Long Island Marathon
Long Island Marathon (Michael Damm)

It’s like a snow storm in May for the people living in parts of Westbury and Salisbury. They can get out of their homes but they can’t drive anywhere. For them, the running of the Long Island Marathon on Sunday means not being able to run away.

With the road closures, local residents say they feel like prisoners with no way in or out of their community.

In an effort to show them the way, the Press asked Nassau police for a map that could show even one route out of the community during the marathon. A police spokesman sent the Press directions.

Unfortunately it contained streets that were closed. They have not gotten back to the Press with a valid route.

While the same complaints are voiced every year, little has been done to help the residents.

Rich Cardoza, president of the Carmen Community Association, which represents much of the area, told the Press that he is getting complaints all the time.

He said he was told that the runners didn’t like “running at Jones beach because there is no one there to cheer them on. Well hey, who says you have to run 26 miles in a day? You want to exercise, fine, but your right to run shouldn’t impede my right to go to church.”

“Everybody is worried about everybody else’s rights but people have the right here to go to church and to go out,” Cardoza continued. St. Bridget’s Roman Catholic Church is shut down for about two hours. That is a big church.”

The closures affect more than churches and recreation. Small businesses in the area of the closures are affected as well.

Alphonse Lentz III, Owner of B & G Deli on Carmen Ave., (he said he is also the dishwasher, painter, bookkeeper, and general handyman,) has been complaining for years with nothing to show for it. He said the politicians have told him the Marathon is “written in stone and there is nothing I can do.”

And that stone is crushing down on him. After losing 99 percent of his Sunday business each year during Marathon Sunday, this year he decided to just close for the day. He said he is tired of being annoyed and frustrated.

“You just can’t get out of the neighborhood. It is land locked. It is very frustrating and just not fair,” he said, adding “It is not fair to all the local merchants. I work 7 days a week 95 hours a week. My only two days off are Christmas and Thanksgiving.” He also employs three people, who he tells the Press, will not be getting paid Sunday.
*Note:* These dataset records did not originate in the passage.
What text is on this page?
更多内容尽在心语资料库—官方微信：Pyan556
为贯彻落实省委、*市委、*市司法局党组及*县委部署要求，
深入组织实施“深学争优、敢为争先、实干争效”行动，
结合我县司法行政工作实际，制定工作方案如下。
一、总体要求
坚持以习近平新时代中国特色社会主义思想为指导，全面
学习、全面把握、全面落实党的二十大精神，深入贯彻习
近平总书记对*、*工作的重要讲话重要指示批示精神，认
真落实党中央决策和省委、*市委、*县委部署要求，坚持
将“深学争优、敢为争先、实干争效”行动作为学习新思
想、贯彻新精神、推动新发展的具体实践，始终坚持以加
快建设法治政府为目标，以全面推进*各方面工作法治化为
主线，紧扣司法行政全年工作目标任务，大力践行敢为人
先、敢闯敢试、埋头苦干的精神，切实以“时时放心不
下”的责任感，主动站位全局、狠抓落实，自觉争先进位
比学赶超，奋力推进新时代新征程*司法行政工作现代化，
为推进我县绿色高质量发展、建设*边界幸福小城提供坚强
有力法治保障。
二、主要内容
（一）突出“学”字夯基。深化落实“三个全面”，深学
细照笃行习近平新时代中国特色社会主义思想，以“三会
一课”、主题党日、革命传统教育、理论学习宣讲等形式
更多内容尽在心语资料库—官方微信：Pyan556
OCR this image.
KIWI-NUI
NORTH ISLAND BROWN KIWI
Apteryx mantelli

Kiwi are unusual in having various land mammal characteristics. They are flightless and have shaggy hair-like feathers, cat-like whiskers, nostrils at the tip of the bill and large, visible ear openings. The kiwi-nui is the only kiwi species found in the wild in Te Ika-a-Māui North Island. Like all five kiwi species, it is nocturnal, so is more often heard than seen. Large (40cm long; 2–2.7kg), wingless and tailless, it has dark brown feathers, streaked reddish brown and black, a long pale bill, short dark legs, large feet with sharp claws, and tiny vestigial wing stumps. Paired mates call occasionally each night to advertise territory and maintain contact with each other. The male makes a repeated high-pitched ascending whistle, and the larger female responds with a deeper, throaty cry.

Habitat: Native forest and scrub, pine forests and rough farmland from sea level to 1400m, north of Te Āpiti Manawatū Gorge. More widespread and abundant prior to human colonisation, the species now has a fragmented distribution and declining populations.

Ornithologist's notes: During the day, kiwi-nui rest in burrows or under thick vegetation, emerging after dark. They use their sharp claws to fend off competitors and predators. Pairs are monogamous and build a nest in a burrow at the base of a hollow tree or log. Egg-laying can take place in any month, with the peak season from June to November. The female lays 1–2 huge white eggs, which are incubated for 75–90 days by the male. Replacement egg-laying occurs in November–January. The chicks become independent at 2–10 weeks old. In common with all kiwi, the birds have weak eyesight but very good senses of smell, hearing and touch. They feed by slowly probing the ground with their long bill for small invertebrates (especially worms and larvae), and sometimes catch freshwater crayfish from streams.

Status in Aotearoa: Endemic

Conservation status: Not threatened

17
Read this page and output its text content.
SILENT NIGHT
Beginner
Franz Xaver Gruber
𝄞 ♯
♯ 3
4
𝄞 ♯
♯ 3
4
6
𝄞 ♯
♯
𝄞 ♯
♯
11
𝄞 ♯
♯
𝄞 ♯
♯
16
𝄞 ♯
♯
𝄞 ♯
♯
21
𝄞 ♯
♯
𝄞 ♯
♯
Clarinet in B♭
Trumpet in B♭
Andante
The Westbury Fire Department has been forced to take extra precautions to ensure the safety of the residents as well. According to Chief Doug Ingram, they plan to set up crews at three locations in the area because of the “difficulty getting around. We had an incidence one year where members couldn’t respond to a call. Now they have to spend hours standing by.”

Ingram expressed the frustration many in the area share.

“Every year it is the same neighborhood that is totally inconvenienced. It is not just the fire department it is the local residents,” he said. “Why can’t they have it somewhere else one or twice, share the wealth type of thing?”

With thousands of runners from all over the tri-state area expected to take part in the annual event, there are many who argue an inconvenience to one community pales in comparison to the magnitude of the event. They say revenue will be brought into other parts of the county.

And then there are the runners, who spend months training for the grueling race.

Amanda O’Rourke has spent the last 14 years running in the marathon. She also grew up in the area that is closed off by the marathon.

“For me it is like coming back home—that is how welcoming the race is,” she said, adding that, “A huge part of achieving your goal is feeling safe in that all the cars are off the road as well as having the support of the local spectators. It takes more than just the physical endurance to get through that number of miles.”

O’Rourke said changing the location of street closures every year would hurt runners who have become accustomed to the course.

“I think if they did it every five years or so runners wouldn’t mind as much.”

Lentz, the business owner, said based on his own frustrations and those of his customers, he intends to start a petition this Monday.

“Rights are usually a two way Street,” Cardozo said, citing a well bandied quote, “the right to stretch my arm should end before your nose.”